Мукулика на миг подняла веки — будто молния расколола безоблачное небо, и яркая вспышка осветила улыбающиеся губы, ямочки на щеках.

Я всмотрелся. Мукулика стояла в прежней позе, потупившись. Стояла совсем рядом с моим ложем. Я не пил, но опьянение бурлило в моей крови. А в ушах звучал отцовский голос: «Я жить хочу, Яяти! Не отпускай меня!»

— Почему мать распорядилась не держать здесь вина?

— Ашокаван — приют, удаленный от столичной суеты. Здесь останавливаются святые люди, сюда заходят переночевать отшельники. Здесь нельзя держать вещи, которые их могут осквернить.

В ушах как звон стоял — я слышал страшный крик отца.

Меня охватила дрожь. Я боялся оставаться в одиночестве. Я тоже нуждался в поддержке.

Я сжал руку Мукулики.

И была ночь.

Вновь и вновь твержу я себе — нельзя рассказывать о той ночи. О ней даже нельзя упоминать!

Но я же решил писать всю правду! Стыдливость украшает красоту — не истину. Истина нага, как новорожденный младенец.

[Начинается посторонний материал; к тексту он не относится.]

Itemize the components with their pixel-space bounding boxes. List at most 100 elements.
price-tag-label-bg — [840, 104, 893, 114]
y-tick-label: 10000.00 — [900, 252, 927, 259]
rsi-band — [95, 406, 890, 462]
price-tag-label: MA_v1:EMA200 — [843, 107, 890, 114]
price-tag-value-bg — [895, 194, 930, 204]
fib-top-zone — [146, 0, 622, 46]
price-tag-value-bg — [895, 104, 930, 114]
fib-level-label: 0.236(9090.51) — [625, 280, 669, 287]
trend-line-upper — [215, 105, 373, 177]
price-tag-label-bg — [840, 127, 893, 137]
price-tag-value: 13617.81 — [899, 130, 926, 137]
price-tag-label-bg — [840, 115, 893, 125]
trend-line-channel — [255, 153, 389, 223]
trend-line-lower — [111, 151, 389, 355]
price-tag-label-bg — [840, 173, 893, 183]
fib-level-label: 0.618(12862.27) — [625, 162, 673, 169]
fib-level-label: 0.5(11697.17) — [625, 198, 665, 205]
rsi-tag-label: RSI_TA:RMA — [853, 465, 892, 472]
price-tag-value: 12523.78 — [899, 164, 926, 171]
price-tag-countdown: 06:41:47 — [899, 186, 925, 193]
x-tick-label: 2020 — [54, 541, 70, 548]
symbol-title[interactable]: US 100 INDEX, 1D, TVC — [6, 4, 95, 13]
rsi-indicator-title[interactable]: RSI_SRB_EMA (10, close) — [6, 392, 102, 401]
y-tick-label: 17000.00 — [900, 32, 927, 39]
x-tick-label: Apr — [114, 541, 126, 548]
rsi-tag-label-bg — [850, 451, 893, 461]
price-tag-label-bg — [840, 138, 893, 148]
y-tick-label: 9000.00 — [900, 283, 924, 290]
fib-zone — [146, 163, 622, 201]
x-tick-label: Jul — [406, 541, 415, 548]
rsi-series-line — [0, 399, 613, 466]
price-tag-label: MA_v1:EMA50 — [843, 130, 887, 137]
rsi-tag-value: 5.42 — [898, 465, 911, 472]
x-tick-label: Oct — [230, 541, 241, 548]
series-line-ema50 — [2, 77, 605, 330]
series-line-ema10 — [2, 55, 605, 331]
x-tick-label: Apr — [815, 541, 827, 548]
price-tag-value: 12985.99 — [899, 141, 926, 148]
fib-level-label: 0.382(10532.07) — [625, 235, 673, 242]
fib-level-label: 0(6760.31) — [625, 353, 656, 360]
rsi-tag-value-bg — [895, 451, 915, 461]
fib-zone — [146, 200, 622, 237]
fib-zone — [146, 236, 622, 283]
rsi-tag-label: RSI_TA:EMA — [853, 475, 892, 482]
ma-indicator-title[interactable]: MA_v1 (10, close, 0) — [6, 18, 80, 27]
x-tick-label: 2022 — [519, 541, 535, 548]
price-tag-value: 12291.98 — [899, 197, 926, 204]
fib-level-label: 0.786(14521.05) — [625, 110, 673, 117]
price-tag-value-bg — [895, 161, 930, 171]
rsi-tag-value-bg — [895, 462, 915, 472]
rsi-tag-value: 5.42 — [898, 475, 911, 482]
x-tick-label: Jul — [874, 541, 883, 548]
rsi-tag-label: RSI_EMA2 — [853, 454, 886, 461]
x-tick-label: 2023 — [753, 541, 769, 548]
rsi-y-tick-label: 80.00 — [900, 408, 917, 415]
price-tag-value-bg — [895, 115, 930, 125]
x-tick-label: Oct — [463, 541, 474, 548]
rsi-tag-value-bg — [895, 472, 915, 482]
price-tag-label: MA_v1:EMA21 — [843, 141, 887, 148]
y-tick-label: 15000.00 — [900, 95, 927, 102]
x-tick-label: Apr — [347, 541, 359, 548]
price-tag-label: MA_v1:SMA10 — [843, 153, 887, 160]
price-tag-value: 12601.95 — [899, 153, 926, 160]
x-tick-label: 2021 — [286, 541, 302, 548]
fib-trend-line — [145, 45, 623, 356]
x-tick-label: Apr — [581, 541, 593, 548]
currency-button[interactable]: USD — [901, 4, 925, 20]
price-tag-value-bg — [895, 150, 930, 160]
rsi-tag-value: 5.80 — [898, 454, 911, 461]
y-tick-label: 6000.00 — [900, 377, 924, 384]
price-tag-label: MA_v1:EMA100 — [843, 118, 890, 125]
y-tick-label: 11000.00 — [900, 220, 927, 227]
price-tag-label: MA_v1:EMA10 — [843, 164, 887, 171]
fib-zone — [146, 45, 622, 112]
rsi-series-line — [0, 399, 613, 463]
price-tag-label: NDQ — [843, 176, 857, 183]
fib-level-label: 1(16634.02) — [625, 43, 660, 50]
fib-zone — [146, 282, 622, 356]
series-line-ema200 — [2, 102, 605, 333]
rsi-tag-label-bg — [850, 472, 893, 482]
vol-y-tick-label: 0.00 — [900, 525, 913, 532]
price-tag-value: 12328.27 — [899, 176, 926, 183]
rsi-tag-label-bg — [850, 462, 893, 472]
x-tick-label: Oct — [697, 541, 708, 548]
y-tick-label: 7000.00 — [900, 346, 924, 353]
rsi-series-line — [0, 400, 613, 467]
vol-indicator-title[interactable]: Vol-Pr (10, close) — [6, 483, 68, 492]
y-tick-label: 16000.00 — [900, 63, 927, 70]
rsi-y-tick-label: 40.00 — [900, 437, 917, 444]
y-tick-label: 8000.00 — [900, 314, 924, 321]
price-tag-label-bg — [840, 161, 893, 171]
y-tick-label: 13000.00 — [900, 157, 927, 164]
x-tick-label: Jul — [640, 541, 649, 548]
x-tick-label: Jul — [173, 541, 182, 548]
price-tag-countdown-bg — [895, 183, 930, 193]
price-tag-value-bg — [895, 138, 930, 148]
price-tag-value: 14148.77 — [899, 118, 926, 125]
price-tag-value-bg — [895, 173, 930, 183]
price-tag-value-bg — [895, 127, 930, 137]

Такой она должна всегда быть.

Все началось с того… Я стиснул пальцы вокруг ее запястья. Этого было достаточно — лопнули цепи, стягивавшие мир!

В ту ночь я впервые узнал дурманящее возбуждение тела прекрасной юной женщины, божественное блаженство, источаемое каждой его частичкой. Так было впервые. Я был пьян Мукуликой в ту ночь.

Меня разбудил птичий гам. Я выглянул в окно. Колесница солнца, оставив позади врата востока, быстро взбиралась вверх. Как прелестна была золотая пыль, вздымаемая ее колесами!